Jane, universitaire New-Yorkaise, trouve un manuscrit devant sa porte un matin. Ce manuscrit raconte sa vie, avec un certain luxe de détails personnels qu’elle croyait être la seule à connaître. Qui lui a envoyé ce texte ? Chaque personnage du manuscrit devient un suspect.
« Le problème avec Jane… » : il n’est personne qui n’ait une idée très précise de ce dont il s’agit. Josh : « le problème avec toi, c’est que tu n’aimes pas ton corps » (p. 44). Son mari : « Le problème avec toi, c’est ton inconscient : c’est là qu’est ta méchanceté » (p. 293). Chip : « Le problème avec toi, je suppose, c’est que tu protèges et que tu retiens » (p. 356). Eric : « Il n’y avait aucun problème, avait décrété Eric, sauf dans la tête de Jane » (p. 221). Le problème avec Jane, c’est qu’on lui trouve des problèmes, alors qu’elle est une femme absolument normale, dans un monde universitaire ludique, plein de défauts humains et amusants.
La critique littéraire aussi se pose des questions qui n’ont pas lieu d’être. A la fin du roman, Jane relit et corrige le manuscrit de sa vie, avant de le faire paraître sous le titre Le problème avec Jane. « Les critiques, dans l’ensemble, furent favorables.

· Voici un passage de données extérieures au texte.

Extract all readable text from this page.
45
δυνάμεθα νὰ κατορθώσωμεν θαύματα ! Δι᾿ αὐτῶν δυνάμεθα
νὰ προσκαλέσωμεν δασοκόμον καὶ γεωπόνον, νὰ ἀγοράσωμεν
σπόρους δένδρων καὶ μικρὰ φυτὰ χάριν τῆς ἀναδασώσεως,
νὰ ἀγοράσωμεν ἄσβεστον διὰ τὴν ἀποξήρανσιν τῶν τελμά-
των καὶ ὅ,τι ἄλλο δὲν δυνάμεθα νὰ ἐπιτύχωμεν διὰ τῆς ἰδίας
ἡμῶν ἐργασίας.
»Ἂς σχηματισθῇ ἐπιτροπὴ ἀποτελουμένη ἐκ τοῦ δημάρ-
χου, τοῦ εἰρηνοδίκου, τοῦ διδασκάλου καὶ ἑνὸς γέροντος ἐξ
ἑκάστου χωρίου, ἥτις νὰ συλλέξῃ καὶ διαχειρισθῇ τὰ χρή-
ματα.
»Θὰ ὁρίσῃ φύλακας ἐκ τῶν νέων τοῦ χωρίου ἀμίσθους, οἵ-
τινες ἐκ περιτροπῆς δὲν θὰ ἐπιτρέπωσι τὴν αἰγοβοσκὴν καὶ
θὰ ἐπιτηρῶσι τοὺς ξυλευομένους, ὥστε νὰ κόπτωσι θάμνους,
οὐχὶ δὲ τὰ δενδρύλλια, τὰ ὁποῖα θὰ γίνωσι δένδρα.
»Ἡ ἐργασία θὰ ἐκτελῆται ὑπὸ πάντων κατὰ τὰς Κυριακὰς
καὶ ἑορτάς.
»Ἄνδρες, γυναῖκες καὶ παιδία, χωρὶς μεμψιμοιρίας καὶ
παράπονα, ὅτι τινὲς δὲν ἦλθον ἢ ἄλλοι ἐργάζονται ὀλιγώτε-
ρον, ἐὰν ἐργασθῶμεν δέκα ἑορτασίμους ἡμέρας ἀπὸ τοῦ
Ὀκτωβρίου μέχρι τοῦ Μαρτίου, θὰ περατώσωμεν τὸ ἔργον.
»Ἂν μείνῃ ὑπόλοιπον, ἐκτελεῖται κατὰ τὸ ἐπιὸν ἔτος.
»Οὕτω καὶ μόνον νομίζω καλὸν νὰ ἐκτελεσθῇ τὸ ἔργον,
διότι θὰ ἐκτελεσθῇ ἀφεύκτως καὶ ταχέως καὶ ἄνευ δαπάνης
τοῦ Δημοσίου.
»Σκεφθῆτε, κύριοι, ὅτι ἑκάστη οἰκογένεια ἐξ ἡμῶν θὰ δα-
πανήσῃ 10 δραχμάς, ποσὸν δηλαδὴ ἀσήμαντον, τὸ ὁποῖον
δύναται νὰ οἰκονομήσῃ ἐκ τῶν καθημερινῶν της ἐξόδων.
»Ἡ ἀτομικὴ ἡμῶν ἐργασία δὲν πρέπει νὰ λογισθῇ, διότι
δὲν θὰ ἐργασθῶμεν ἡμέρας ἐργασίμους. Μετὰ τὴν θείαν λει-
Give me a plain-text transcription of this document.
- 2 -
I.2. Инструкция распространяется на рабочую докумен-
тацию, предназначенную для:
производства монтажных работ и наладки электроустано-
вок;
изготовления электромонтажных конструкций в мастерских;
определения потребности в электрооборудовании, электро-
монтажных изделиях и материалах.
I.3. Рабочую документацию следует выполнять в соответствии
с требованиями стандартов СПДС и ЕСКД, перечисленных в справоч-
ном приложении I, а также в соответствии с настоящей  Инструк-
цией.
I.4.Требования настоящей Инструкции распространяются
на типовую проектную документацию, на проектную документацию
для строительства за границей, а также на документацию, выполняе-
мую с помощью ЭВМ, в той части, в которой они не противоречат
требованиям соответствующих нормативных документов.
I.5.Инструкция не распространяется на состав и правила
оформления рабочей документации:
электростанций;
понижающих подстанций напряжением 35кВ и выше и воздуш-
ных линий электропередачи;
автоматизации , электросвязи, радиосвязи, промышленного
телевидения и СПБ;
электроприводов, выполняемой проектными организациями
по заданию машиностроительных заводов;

L’article préféré de Jane concluait que le seul problème avec Le problème avec Jane, c’était que la sensibilité toute féminine de l’auteur contredisait les prémisses de l’intrigue : on ne pouvait croire un seul instant que le livre avait été écrit par un homme » (p. 458).
Somme toute, Jane est à l’image de la création littéraire selon Catherine Cusset : quelqu’un de simple, mais à qui la bêtise de l’intelligence trouve des problèmes qui n’existent pas. Dans un entretien avec Xavier Houssin, C. Cusset résumait ainsi sa conception de la littérature et son rapport au « moi » : « J’entends bien ce discours sur l’autofiction, mais pour moi il y a de bons et de mauvais livres. Il y a des romans qui parlent du monde entier et qui sont des livres nuls, il y en a qui parlent du monde entier et qui sont des livres excellents ; il y en a qui parlent du « moi » qui sont de bons livres, et il y a des romans du « je » qui sont de mauvais livres. Et c’est tout. » Circulez !
Lire Catherine Cusset, c’est se donner l’illusion, fugace quoique bien défendue par l’autrice, que tout est simple et que les questions qu’on se pose sont dangereuses et fausses. Libérée et libérale, connue par des titres légers accrocheurs comme Jouir (1997) ou Confessions d’une radine (2003), autrice d’une thèse sur Sade et d’un essai sur les libertins (Les Romanciers du plaisir), Catherine Cusset est peut-être la dernière écrivaine heureuse.
D’autres avis de la blogosphère : La Marée des mots, Ellettres, Pause Earl Grey, Pasion de la lectura, Les Livres de George bien sûr, et Littécritiques.
Catherine Cusset, Le problème avec Jane, Gallimard, 2018 [2001], 464 p., 8€.